Nesse sentido, e apenas a título de ilustração, a visão de Stevens que perpassa o romance de Ishiguro é o exato oposto daquela do roteiro do filme Gosford Park (2001), de Robert Altman, também centrado no mundo das grandes casas inglesas. Ao passo que neste último é ainda a luta de classes que rege as dinâmicas entre mordomos (e demais serviçais) e patrões, em Vestígios do Dia, no entanto, a história, qual força centrípeta, arrasta para si e reúne, em seus crimes e em suas glórias, indivíduos de todas as classes.

Ora, Stevens por um momento revela seus anseios e exclama aos seus subordinados: “É muito possível que se faça História debaixo deste teto”. E aqui há, portanto, um dos grandes dilemas do protagonista, pois se ele de fato crê que sua ação, por mais humilde e subalterna que seja, contribui para os grandes eventos da humanidade, segue-se, portanto, que cabe também a ele a responsabilidade e a culpa pelos erros da casa de Darlington.

De modo resumido, se estando próximo ao eixo da história – as grandes casas –, Stevens pode gabar-se das glórias por elas conquistadas, é inevitável que também seja condenado pelos seus erros. Assim, Stevens, embora não diga, é assolado não apenas pela questão se realmente pertence a uma casa de distinção, mas também por sua possível contribuição para o mal na história. Semelhantemente a Riobaldo que nega a existência do Diabo porque disto depende sua alma, é preciso que o mordomo afirme a distinção e nobreza de Lord Darlington, ou mesmo negue tê-lo conhecido, para que toda sua vida de trabalho árduo não tenha sido uma cooperação para o nazifascismo.

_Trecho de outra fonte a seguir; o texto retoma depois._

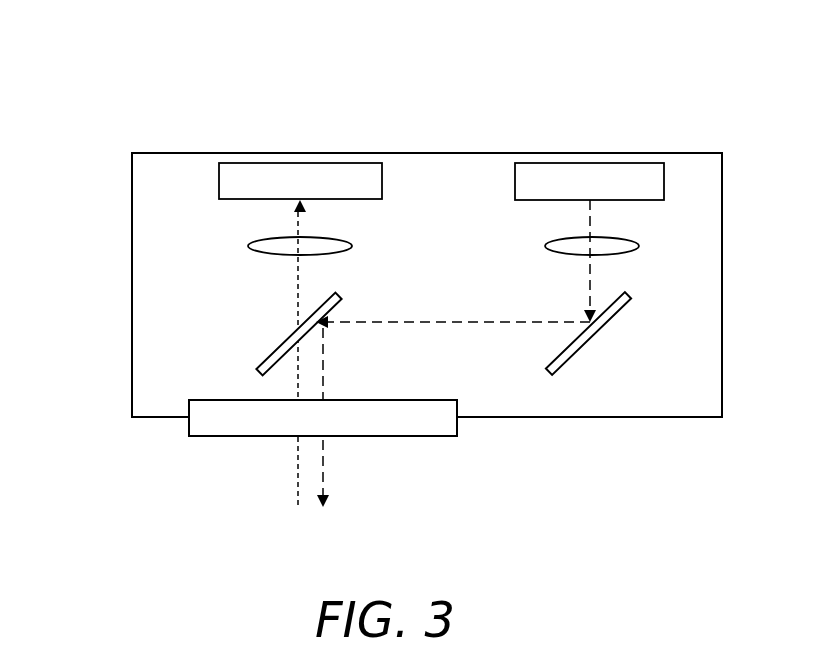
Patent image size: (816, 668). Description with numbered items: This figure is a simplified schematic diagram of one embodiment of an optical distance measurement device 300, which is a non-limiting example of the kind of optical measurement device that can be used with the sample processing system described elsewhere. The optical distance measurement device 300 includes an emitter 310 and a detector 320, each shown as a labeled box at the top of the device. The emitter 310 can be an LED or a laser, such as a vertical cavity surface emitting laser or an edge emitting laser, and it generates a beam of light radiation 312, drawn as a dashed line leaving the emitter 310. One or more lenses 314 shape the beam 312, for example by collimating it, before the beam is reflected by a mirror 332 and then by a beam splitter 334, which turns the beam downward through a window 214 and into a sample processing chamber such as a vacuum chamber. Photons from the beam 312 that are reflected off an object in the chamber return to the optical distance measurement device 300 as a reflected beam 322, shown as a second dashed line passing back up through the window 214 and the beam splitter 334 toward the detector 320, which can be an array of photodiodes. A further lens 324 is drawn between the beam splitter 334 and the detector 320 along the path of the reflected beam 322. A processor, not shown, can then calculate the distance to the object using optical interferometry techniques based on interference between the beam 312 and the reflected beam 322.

The optical distance measurement device 300 is at (142, 100).
The detector 320 is at (300, 181).
The emitter 310 is at (589, 181).
The detector lens 324 is at (354, 247).
The lenses 314 is at (541, 246).
The beam of light radiation 312 is at (592, 225).
The reflected beam 322 is at (296, 307).
The mirror 332 is at (600, 328).
The beam splitter 334 is at (262, 372).
The window 214 is at (323, 418).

Mas Ishiguro aprofunda ainda mais a problemática da história e sua relação com a política, o que é visível a partir de uma fala do Senador Lewis, o representante dos Estados Unidos que fora enviado à reunião da grande casa e quase um símbolo do novo cenário da política internacional que então surgia: “Vejamos o nosso anfitrião. O que é ele? É um cavalheiro. Ninguém aqui se daria ao trabalho de discordar. Um clássico cavalheiro inglês. Decente, honesto, bem-intencionado. Mas nosso lorde é um amador”.

Com efeito, Lord Darlington é uma marionete política, e suas ações revelam como até mesmo os valores da antiga ordem europeia foram abusados ou distorcidos pelos vários e grotescos projetos de poder que remodelaram não somente as relações entre as nações, mas principalmente a forma e critérios da política.

Dito de outro modo, em Vestígios do Dia temos um retrato fiel, embora a todo momento sigiloso, da mudança do Gentlemen’s agreement (o acordo de cavalheiros) para a Realpolitik. E este é um dos pontos mais vigorosos do romance, que revela como as decisões equivocadas (e há, na adaptação cinematográfica de James Ivory, uma ênfase neste aspecto) ainda reverberam nas vidas alheias e na história, a despeito do arrependimento.

É o que nos ensina Leszek Ko?akowski naquela que talvez seja a mais lúcida e urgente epígrafe de uma obra lançada este ano (em Sobre a Tirania, de Timothy Snider): “Em política, enganar-se não é desculpa”.